Pada selasa, 20 januari 2026 pelaksanaan refleksi diri ini kembali disampaikan oleh salah satu anggota KKM, Nihlah Alifatul Rohmah Nugroho atau yang akrab disapa Fafa, Mahasiswa program studi psikologi uin malang. Seperti pelaksanaan sebelumnya, kegiatan diawali dengan salat Dhuha bersama, dilanjutkan dengan pembacaan sholawat, kemudian memasuki sesi refleksi diri.
Seluruh siswa dan siswi MTsS Nurul Huda dikumpulkan di halaman sekolah untuk mengikuti penyampaian materi yang kali ini mengangkat tema pembullyan (perundungan).
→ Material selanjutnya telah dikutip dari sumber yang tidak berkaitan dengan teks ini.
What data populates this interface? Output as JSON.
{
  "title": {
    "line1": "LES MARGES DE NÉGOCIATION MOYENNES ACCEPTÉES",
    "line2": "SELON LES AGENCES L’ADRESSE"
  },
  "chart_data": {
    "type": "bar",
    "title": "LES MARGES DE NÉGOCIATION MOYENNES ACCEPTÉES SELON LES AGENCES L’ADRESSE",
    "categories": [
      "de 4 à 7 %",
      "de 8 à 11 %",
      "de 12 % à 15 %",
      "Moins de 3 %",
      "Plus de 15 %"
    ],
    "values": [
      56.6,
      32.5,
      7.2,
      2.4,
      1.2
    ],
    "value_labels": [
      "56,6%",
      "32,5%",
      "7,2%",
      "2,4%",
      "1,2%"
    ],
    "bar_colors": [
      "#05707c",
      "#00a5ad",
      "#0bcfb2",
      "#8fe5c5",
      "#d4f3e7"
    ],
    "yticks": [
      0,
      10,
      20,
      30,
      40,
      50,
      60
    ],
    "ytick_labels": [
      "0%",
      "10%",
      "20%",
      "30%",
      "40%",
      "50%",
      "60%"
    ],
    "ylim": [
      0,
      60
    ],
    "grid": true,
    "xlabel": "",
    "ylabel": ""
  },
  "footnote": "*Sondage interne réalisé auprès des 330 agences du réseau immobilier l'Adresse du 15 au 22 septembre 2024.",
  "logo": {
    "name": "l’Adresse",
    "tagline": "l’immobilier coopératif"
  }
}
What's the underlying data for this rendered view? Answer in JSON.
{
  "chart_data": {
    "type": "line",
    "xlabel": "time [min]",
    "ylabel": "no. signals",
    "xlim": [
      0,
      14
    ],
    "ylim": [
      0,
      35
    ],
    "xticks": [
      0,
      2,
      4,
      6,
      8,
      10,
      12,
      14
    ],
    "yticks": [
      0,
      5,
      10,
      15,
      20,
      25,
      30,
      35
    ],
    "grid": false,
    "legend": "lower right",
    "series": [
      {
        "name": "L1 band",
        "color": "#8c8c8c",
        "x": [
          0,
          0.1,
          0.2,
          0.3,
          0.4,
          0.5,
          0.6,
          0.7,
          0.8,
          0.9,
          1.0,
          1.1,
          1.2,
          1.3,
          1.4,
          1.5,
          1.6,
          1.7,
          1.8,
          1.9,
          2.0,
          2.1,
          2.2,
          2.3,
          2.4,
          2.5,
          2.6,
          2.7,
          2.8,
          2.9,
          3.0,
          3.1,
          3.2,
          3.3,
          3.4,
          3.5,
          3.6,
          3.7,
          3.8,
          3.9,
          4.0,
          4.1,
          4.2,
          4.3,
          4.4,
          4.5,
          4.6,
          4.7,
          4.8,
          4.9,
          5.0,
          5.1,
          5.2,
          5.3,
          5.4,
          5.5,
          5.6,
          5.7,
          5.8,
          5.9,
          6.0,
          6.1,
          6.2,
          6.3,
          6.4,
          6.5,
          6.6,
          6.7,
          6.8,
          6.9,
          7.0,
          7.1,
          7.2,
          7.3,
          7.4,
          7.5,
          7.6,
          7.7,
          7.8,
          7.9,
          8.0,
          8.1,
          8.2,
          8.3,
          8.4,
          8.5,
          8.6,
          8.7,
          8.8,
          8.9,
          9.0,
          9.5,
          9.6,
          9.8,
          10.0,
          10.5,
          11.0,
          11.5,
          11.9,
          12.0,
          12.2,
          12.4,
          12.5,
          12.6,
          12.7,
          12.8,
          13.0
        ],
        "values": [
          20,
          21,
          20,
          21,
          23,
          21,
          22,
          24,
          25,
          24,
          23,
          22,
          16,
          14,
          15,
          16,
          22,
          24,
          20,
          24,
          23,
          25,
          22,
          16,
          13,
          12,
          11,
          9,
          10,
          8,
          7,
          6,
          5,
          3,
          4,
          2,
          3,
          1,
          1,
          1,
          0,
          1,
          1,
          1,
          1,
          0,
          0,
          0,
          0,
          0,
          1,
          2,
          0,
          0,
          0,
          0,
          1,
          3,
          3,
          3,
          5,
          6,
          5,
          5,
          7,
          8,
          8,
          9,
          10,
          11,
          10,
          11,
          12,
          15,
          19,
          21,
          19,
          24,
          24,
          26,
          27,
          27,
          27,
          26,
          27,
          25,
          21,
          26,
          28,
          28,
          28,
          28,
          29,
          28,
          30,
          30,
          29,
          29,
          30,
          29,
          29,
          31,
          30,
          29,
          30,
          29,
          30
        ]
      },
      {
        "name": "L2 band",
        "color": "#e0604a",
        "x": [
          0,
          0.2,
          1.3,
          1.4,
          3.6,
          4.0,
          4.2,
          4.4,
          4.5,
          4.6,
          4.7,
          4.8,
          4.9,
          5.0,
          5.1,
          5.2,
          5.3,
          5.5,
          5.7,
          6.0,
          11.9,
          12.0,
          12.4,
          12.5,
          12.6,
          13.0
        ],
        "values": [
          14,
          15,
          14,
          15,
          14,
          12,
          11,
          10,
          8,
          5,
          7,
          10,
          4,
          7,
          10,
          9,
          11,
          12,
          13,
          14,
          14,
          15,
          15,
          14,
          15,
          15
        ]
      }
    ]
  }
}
Materi disampaikan secara komunikatif dan interaktif, serta diperkuat dengan pemutaran video contoh kasus perundungan, sehingga siswa dapat lebih memahami bentuk, dampak, dan cara mencegah perilaku tersebut di lingkungan sekolah.
Dalam penyampaiannya, Fafa (pemateri) juga menyampaikan pesan moral yang menyentuh, yaitu:
“Satu senyummu bisa menguatkan teman. Satu kata baikmu bisa menyembuhkan hati seseorang. Dan satu keberanianmu bisa menghentikan bullying. Kebaikanmu hari ini bisa menjadi harapan bagi orang lain.”
Pesan tersebut diharapkan mampu menumbuhkan empati, kepedulian, serta keberanian siswa untuk bersikap baik dan menolak segala bentuk perundungan
Setelah penyampaian materi, seluruh warga MTsS Nurul Huda diajak berpartisipasi dalam pembuatan konten bersama sebagai bentuk kampanye anti perundungan dan komitmen menciptakan lingkungan sekolah yang aman dan nyaman.
Rangkaian kegiatan kemudian dilanjutkan dengan qiroah dan pembelajaran seperti biasa. Melalui program kerja refleksi diri rutin ini, mahasiswa KKM UIN Malang berharap dapat memberikan dampak positif bagi perkembangan karakter siswa serta menumbuhkan kesadaran akan pentingnya sikap saling menghormati dan menolak segala bentuk perundungan.